You could make this possible by assigning a number to each variable name.
red = 0 blue = 1 green = 2 black = 3 white = 4
This works fine, but it would be nice to find a way to automate this code. There is a simple trick in Python that allows you to do that, creating an enumeration. You can take advantage of multiple assignment along with use of the range function:
red, blue, green, black, white = range(5)
The number passed to range in this case is the number of settings. Or, if you want to start the numbering at 1 instead of 0, you can use the following:
red, blue, green, black, white = range(1, 6)
4.2.21 Reduce the Inefficiency of the “print” Function Within IDLE
Within IDLE, calls to the print statement are incredibly slow. If you run programs from within the environment, you can speed up performance dramatically by reducing the number of separate calls to print.
For example, suppose you want to print a 40 × 20 block of asterisks (*). The slowest way to do this, by far, is to print each character individually. Within IDLE, this code is painfully slowly.
for i in range(20):
for j in range(40):
print('*', end='')
print()
You can get much better performance by printing a full row of asterisks at a time.
row_of_asterisks = '*' * 40
for i in range(20):
print(row_of_asterisks)
But the best performance is achieved by revising the code so that it calls the print function only once, after having assembled a large, multiline output string.
row_of_asterisks = '*' * 40
s = ''
for i in range(20):
s += row_of_asterisks + '\n'
print(s)
This example can be improved even further by utilizing the string class join method. The reason this code is better is that it uses in-place appending of a list rather than appending to a string, which must create a new string each time.
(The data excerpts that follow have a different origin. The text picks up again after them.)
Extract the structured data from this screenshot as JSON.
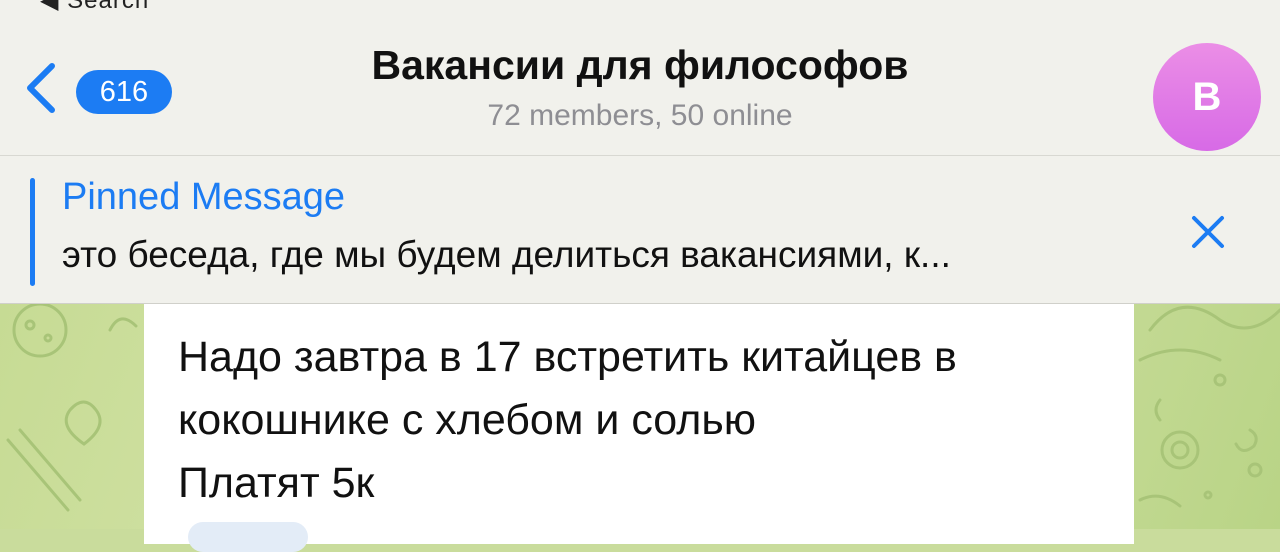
{
  "top_bar": {
    "back_to_label": "◀ Search"
  },
  "header": {
    "unread_count": "616",
    "title": "Вакансии для философов",
    "subtitle": "72 members, 50 online",
    "avatar_letter": "В",
    "avatar_color": "#d76ae6"
  },
  "pinned": {
    "label": "Pinned Message",
    "text": "это беседа, где мы будем делиться вакансиями, к..."
  },
  "message": {
    "lines": [
      "Надо завтра в 17 встретить китайцев в",
      "кокошнике с хлебом и солью",
      "Платят 5к"
    ]
  },
  "colors": {
    "accent": "#1c7cf3",
    "header_bg": "#f1f1ec",
    "wallpaper": "#cfe0a3"
  },
  "icons": {
    "back": "chevron-left-icon",
    "close": "close-icon"
  }
}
row_of_asterisks = '*' * 40
list_of_str = []
for i in range(20):
list_of_str.append(row_of_asterisks)
print('\n'.join(list_of_str))
Better yet, here is a one-line version of the code!
print('\n'.join(['*' * 40] * 20))
4.2.22 Place Underscores Inside Large Numbers
In programming, you sometimes have to deal with large numeric literals. Here’s an example:
CEO_salary = 1500000
Such numbers are difficult to read in programming code. You might like to use commas as separators, but commas are reserved for other purposes, such as creating lists. Fortunately, Python provides another technique: You can use underscores (_) inside a numeric literal.
CEO_salary = 1_500_000
Subject to the following rules, the underscores can be placed anywhere inside the number. The effect is for Python to read the number as if no underscores were present. This technique involves several rules.
You can’t use two underscores in a row.
You can’t use a leading or trailing underscore. If you use a leading underscore (as in _1), the figure is treated as a variable name.
You can use underscores on either side of a decimal point.
This technique affects only how numbers appear in the code itself and not how anything is printed. To print a number with thousands-place separators, use the format function or method as described in Chapter 5, “Formatting Text Precisely.”